Nel 1964, un gruppo guidato da James Cronin e Val Fitch, che lavorava al Brookhaven National Laboratory a Long Island, scoprì che alcune particelle chiamate kaoni violavano sia le condizioni di carica che di parità. Questi scienziati hanno anche vinto un Nobel

Da allora sono stati scoperte piccole discrepanze tra materia e antimateria nel comportamento di altre particelle chiamate mesoni B, in esperimenti effettuati al CERN e altrove.

Sia i kaoni che i mesoni B sono fatti di quark, gli stessi tipi di particelle che compongono protoni e neutroni, i mattoni della materia ordinaria. Ma finora non c’è stata una violazione sufficiente da parte dei quark, di un fattore un miliardo, per spiegare l’esistenza dell’Universo così com’è oggi.

Entrano in scena i neutrini

I neutrini potrebbero essere la chiave di volta della situazione. Molti fisici teorici ritengono che trovare la violazione di CP e studiarne le proprietà nel settore dei neutrini potrebbe essere importante per comprendere l’asimmetria attuale tra la materia e l’antimateria.

I neutrini sono gli elementi più inconsistenti, bizzarri e sfuggenti della natura.

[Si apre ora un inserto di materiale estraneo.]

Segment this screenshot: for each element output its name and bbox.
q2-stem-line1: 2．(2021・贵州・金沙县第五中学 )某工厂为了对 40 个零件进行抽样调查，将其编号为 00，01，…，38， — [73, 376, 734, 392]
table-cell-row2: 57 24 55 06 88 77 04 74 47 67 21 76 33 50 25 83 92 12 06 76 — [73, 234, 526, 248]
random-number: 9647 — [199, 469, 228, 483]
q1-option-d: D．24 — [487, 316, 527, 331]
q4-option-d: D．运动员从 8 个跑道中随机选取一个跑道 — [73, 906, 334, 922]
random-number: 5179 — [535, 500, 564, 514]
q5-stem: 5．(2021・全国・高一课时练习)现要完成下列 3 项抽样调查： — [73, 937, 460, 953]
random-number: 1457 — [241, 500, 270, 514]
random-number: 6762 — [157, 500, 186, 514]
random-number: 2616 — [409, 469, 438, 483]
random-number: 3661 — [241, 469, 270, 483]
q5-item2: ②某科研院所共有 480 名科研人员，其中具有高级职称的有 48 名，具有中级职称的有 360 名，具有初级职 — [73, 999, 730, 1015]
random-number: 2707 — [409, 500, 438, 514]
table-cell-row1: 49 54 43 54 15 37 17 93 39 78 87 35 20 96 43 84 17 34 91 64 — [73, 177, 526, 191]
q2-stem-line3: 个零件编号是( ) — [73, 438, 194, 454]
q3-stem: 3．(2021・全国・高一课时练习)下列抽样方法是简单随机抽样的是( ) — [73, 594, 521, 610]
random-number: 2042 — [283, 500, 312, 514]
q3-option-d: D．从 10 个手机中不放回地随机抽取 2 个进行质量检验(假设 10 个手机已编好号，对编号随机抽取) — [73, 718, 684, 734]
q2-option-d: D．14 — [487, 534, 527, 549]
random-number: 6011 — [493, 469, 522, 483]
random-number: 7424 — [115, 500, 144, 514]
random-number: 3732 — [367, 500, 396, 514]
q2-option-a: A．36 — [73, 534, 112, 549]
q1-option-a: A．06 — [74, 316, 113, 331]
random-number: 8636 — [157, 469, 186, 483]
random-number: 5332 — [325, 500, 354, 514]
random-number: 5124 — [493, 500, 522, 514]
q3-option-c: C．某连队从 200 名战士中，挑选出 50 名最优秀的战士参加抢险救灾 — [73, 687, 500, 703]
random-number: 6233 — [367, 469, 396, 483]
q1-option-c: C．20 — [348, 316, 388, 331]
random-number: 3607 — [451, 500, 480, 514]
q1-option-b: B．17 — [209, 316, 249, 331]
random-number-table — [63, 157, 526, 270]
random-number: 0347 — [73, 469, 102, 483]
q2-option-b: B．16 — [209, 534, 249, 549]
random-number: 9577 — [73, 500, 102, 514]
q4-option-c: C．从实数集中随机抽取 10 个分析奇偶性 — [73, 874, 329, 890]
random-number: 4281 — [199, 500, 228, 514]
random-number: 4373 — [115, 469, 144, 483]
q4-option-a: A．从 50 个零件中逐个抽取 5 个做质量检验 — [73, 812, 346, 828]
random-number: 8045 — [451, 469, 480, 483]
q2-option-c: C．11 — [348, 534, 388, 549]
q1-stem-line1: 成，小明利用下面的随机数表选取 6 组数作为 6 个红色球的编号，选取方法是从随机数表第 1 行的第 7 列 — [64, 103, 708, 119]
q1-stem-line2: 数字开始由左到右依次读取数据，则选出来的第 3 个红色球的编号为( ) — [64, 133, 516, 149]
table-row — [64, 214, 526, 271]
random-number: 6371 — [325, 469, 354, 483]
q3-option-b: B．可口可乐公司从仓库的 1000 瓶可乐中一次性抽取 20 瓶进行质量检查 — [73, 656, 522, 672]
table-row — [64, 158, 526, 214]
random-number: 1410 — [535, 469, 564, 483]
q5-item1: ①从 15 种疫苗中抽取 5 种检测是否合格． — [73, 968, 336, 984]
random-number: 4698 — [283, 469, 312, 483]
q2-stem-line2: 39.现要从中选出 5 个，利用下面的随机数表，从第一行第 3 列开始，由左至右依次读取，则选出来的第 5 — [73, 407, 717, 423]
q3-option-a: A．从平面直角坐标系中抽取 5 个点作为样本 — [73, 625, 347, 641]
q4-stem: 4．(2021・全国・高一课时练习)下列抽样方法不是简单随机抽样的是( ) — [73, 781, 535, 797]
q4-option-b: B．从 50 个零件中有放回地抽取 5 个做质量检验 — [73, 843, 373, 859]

Queste particelle subatomiche sono emerse dal Big Bang e fuoriescono continuamente dal Sole, dalle stelle che esplodono e da altre catastrofi cosmiche: inondano l’Universo e trapassano i muri e il nostro corpo a miliardi ogni secondo.

Alcuni esperimenti effettuati in Giappone hanno scoperto una leggera ma significativa differenza tra i neutrini e i loro opposti, gli antineutrini. Ciò fa pensare che nei primi momenti dell’Universo queste particelle potrebbero aver rovesciato l’equilibrio tra la materia e l’antimateria.

Si tratta però soltanto di un primo passo per la comprensione di questo mistero insito nell’Universo. Questa discrepanza è soltanto una delle numerose condizioni necessarie come soluzione al problema. Serviranno ulteriori esperimenti per dirimere con più efficacia la questione.